Generalized V-line transforms in 2D vector tomography

TL;DR

This paper introduces new generalized V-line transforms for 2D vector fields, characterizes their kernels, and provides explicit inversion formulas, enabling the reconstruction of vector fields from various transform data.

Contribution

It presents novel longitudinal and transverse V-line transforms, their kernel characterizations, and explicit inversion formulas, including a closed-form reconstruction from star transform data.

Findings

Explicit kernel characterizations of the transforms.

Invertibility of each transform modulo kernels.
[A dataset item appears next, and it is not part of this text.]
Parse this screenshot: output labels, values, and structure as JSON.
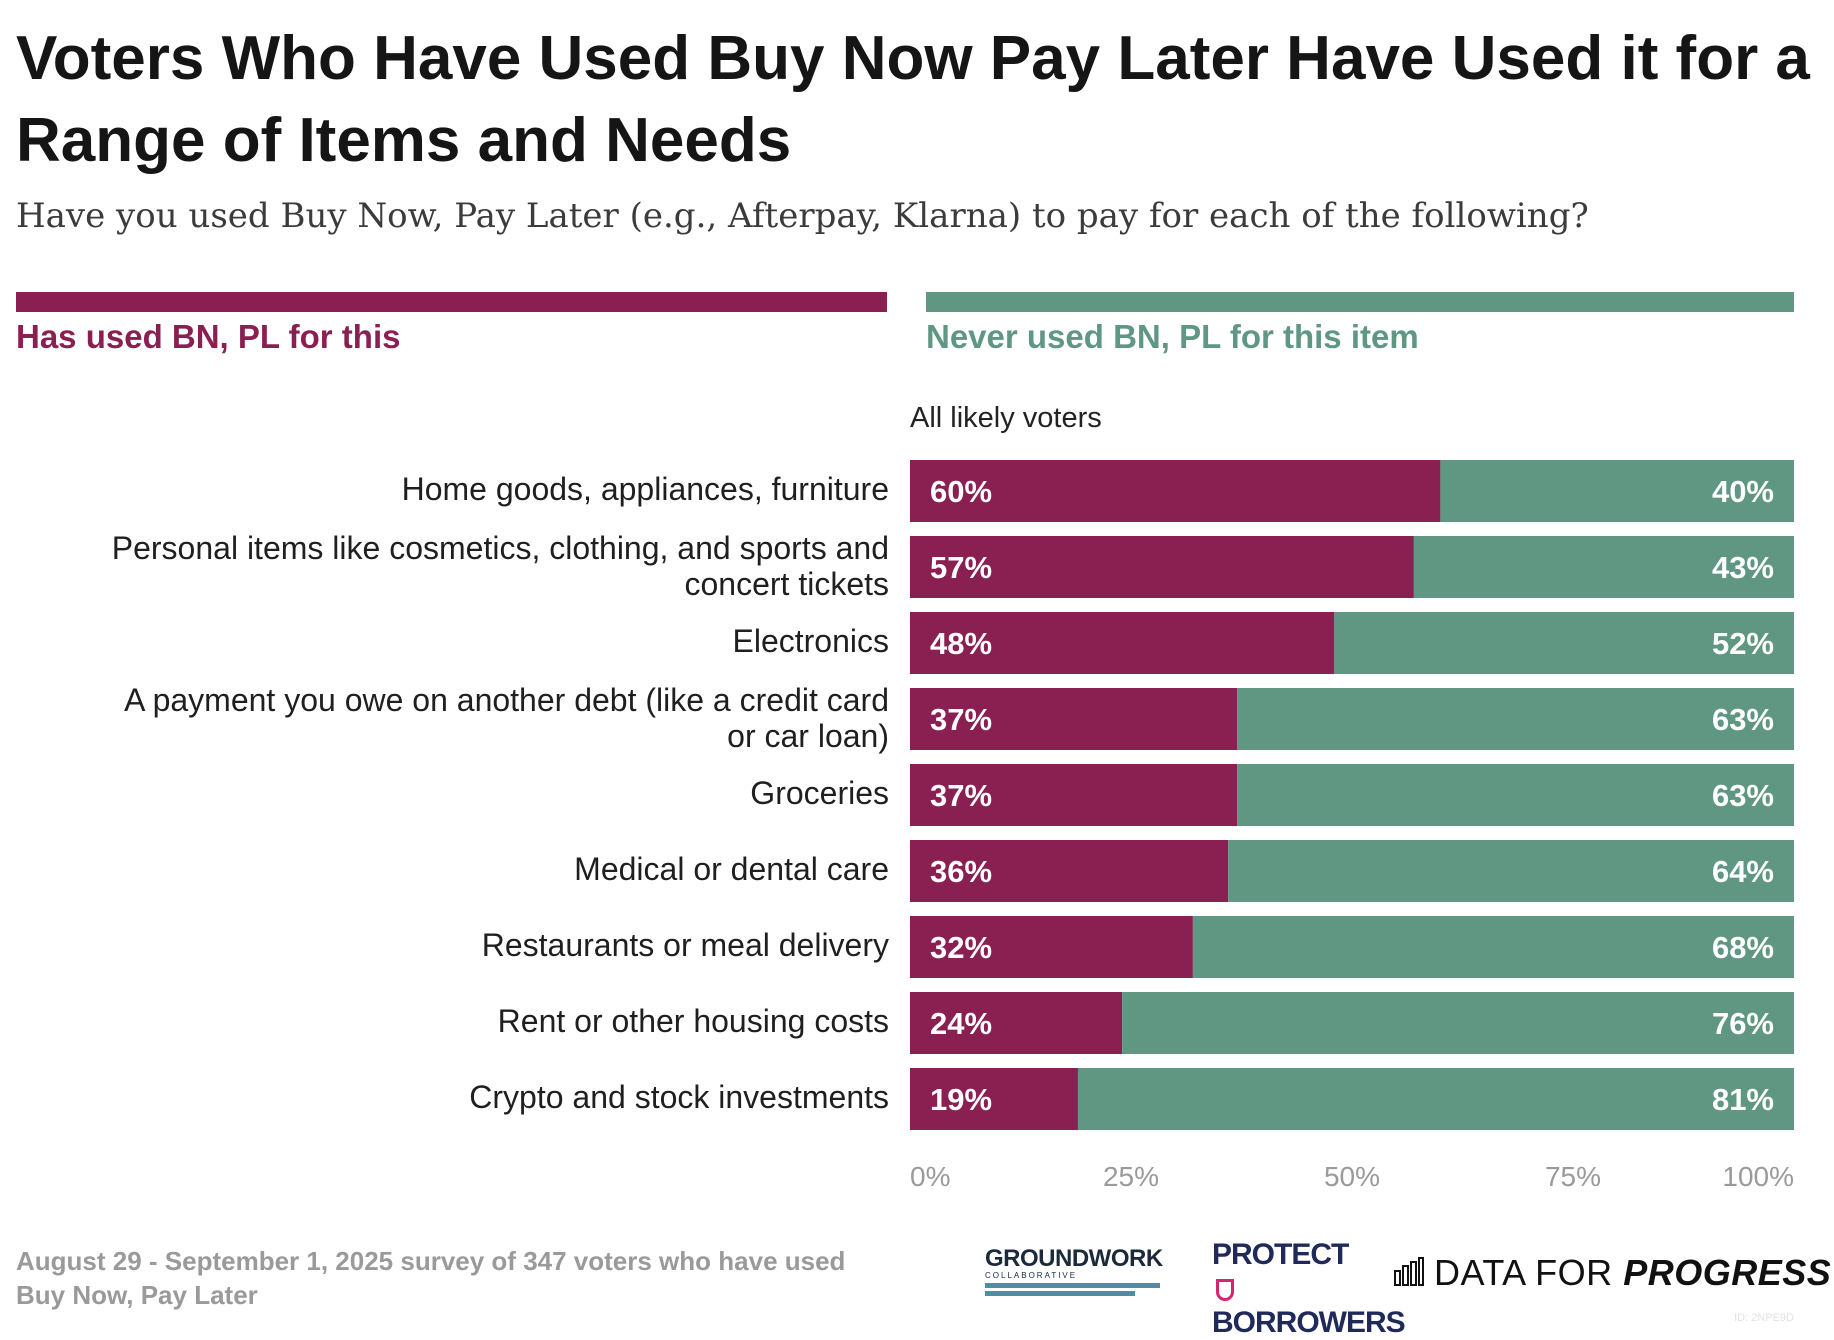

Closed-form formula for vector field reconstruction from star transform.

Abstract

We study the inverse problem of recovering a vector field in $\mathbb{R}^2$ from a set of new generalized $V$-line transforms in three different ways. First, we introduce the longitudinal and transverse $V$-line transforms for vector fields in $\mathbb{R}^2$. We then give an explicit characterization of their respective kernels and show that they are complements of each other. We prove invertibility of each transform modulo their kernels and combine them to reconstruct explicitly the full vector field. In the second method, we combine the longitudinal and transverse V-line transforms with their corresponding first moment transforms and recover the full vector field from either pair. We show that the available data in each of these setups can be used to derive the signed V-line transform of both scalar component of the vector field, and use the known inversion of the latter. The final major result of this paper is the derivation of an exact closed form formula for reconstruction of the full vector field in $\mathbb{R}^2$ from its star transform with weights. We solve this problem by relating the star transform of the vector field to the ordinary Radon transform of the scalar components of the field.